@@ -134,10 +134,8 @@ (define_c_enum "unspec"
UNSPEC_VMULWLUH
UNSPEC_VMULWHSH
UNSPEC_VMULWLSH
- UNSPEC_VUPKHUB
- UNSPEC_VUPKHUH
- UNSPEC_VUPKLUB
- UNSPEC_VUPKLUH
+ UNSPEC_VUPKHU
+ UNSPEC_VUPKLU
UNSPEC_VPERMSI
UNSPEC_VPERMHI
UNSPEC_INTERHI
@@ -3885,143 +3883,45 @@ (define_insn "xxeval"
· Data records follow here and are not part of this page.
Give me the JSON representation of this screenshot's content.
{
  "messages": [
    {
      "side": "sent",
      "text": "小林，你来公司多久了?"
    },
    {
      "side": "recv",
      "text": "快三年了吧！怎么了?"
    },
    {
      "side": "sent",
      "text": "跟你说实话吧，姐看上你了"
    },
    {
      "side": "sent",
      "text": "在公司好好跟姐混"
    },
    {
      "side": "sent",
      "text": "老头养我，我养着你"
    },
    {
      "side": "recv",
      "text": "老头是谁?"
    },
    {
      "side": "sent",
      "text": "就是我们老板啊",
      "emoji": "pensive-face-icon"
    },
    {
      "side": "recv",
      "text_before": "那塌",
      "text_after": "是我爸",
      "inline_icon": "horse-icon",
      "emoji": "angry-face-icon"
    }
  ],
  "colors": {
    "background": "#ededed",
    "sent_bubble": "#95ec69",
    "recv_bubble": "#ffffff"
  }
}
[(set_attr "type" "vecsimple")
(set_attr "prefixed" "yes")])
-(define_expand "vec_unpacku_hi_v16qi"
- [(set (match_operand:V8HI 0 "register_operand" "=v")
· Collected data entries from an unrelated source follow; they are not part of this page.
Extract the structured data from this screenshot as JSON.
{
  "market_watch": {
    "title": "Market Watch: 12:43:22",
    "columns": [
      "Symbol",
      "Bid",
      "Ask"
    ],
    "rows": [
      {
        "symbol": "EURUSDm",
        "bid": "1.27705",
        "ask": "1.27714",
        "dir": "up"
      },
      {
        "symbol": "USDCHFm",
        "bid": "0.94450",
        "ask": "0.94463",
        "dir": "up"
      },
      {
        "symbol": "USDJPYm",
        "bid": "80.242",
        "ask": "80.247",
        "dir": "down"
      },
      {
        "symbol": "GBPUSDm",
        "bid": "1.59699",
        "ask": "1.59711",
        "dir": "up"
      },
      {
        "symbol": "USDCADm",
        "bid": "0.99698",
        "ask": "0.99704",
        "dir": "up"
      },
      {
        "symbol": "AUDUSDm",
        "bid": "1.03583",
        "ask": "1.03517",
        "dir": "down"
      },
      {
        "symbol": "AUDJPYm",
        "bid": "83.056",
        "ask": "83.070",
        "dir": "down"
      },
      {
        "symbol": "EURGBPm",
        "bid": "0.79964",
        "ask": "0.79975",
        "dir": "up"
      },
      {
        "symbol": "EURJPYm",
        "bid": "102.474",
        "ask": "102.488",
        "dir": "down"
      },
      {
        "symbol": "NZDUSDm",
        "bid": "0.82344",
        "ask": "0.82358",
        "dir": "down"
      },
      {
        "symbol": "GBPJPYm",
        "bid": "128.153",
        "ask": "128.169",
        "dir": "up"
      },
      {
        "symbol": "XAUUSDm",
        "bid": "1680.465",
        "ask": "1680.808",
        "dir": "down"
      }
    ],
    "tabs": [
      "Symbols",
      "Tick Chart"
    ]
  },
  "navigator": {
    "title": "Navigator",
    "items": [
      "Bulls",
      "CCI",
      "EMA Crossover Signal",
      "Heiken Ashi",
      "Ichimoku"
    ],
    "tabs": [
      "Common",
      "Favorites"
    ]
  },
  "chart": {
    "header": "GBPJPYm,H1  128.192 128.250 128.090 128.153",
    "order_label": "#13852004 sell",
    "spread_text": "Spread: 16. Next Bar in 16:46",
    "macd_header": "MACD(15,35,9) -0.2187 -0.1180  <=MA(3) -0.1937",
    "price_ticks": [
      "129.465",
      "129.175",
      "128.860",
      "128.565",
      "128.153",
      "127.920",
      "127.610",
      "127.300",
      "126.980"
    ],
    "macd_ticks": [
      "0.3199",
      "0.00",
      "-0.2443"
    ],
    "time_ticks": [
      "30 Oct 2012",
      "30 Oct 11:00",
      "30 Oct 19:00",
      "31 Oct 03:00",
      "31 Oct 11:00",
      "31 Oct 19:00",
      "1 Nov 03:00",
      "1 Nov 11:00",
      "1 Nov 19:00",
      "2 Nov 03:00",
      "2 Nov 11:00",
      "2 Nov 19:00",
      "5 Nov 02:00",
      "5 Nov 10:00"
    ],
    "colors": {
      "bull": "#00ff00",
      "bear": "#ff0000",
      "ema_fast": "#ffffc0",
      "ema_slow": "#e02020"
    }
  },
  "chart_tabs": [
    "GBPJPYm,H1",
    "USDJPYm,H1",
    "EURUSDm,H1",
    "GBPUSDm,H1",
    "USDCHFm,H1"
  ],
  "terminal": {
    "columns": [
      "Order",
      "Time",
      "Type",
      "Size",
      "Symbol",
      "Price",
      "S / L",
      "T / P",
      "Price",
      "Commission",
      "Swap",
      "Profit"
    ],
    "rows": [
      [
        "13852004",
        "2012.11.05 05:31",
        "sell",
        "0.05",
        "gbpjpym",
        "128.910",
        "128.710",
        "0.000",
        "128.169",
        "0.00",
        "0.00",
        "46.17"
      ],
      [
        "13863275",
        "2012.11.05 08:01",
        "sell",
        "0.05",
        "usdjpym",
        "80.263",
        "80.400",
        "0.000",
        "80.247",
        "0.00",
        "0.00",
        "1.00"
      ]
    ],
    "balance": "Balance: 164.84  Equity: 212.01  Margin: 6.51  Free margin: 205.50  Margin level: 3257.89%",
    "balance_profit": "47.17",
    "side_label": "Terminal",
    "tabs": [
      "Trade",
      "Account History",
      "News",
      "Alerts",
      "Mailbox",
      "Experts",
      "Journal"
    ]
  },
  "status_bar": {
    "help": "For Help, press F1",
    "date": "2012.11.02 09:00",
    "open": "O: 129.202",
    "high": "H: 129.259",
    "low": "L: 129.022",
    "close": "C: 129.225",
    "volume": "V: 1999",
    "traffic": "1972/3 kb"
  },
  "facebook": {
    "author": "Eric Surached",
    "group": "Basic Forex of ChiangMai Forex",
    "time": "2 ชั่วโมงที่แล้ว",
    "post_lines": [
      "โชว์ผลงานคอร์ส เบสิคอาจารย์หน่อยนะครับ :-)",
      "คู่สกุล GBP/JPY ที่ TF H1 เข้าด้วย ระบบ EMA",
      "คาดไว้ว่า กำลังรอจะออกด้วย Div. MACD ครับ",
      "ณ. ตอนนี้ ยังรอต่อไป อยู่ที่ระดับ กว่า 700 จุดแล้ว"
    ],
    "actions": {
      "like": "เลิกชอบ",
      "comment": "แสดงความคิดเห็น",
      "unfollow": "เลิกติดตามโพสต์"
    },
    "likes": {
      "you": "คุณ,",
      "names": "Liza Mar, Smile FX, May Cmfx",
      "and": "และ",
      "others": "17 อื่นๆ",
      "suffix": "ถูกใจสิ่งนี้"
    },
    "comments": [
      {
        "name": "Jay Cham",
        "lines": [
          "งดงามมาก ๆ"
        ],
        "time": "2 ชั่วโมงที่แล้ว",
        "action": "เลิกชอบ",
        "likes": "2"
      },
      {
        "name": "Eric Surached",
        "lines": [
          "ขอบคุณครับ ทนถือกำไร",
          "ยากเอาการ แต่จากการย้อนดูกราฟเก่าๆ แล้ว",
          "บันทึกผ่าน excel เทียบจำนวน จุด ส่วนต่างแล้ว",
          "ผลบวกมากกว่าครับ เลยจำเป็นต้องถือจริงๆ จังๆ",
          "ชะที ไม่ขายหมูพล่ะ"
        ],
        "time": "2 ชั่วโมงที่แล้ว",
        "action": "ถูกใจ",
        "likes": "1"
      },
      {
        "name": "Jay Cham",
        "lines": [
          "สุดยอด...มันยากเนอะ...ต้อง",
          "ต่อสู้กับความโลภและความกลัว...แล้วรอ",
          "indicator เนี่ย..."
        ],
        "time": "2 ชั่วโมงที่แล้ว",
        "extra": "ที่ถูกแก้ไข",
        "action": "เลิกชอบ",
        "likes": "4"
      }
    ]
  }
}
- (unspec:V8HI [(match_operand:V16QI 1 "register_operand" "v")]
- UNSPEC_VUPKHUB))]
- "TARGET_ALTIVEC"
-{
- rtx vzero = gen_reg_rtx (V8HImode);
- rtx mask = gen_reg_rtx (V16QImode);
- rtvec v = rtvec_alloc (16);
- bool be = BYTES_BIG_ENDIAN;
-
- emit_insn (gen_altivec_vspltish (vzero, const0_rtx));
-
- RTVEC_ELT (v, 0) = gen_rtx_CONST_INT (QImode, be ? 16 : 7);
- RTVEC_ELT (v, 1) = gen_rtx_CONST_INT (QImode, be ? 0 : 16);
- RTVEC_ELT (v, 2) = gen_rtx_CONST_INT (QImode, be ? 16 : 6);
- RTVEC_ELT (v, 3) = gen_rtx_CONST_INT (QImode, be ? 1 : 16);
- RTVEC_ELT (v, 4) = gen_rtx_CONST_INT (QImode, be ? 16 : 5);
- RTVEC_ELT (v, 5) = gen_rtx_CONST_INT (QImode, be ? 2 : 16);
- RTVEC_ELT (v, 6) = gen_rtx_CONST_INT (QImode, be ? 16 : 4);
- RTVEC_ELT (v, 7) = gen_rtx_CONST_INT (QImode, be ? 3 : 16);
- RTVEC_ELT (v, 8) = gen_rtx_CONST_INT (QImode, be ? 16 : 3);
- RTVEC_ELT (v, 9) = gen_rtx_CONST_INT (QImode, be ? 4 : 16);
- RTVEC_ELT (v, 10) = gen_rtx_CONST_INT (QImode, be ? 16 : 2);
- RTVEC_ELT (v, 11) = gen_rtx_CONST_INT (QImode, be ? 5 : 16);
- RTVEC_ELT (v, 12) = gen_rtx_CONST_INT (QImode, be ? 16 : 1);
- RTVEC_ELT (v, 13) = gen_rtx_CONST_INT (QImode, be ? 6 : 16);
- RTVEC_ELT (v, 14) = gen_rtx_CONST_INT (QImode, be ? 16 : 0);
- RTVEC_ELT (v, 15) = gen_rtx_CONST_INT (QImode, be ? 7 : 16);
-
- emit_insn (gen_vec_initv16qiqi (mask, gen_rtx_PARALLEL (V16QImode, v)));
- emit_insn (gen_vperm_v16qiv8hi (operands[0], operands[1], vzero, mask));
- DONE;
-})
-
-(define_expand "vec_unpacku_hi_v8hi"
- [(set (match_operand:V4SI 0 "register_operand" "=v")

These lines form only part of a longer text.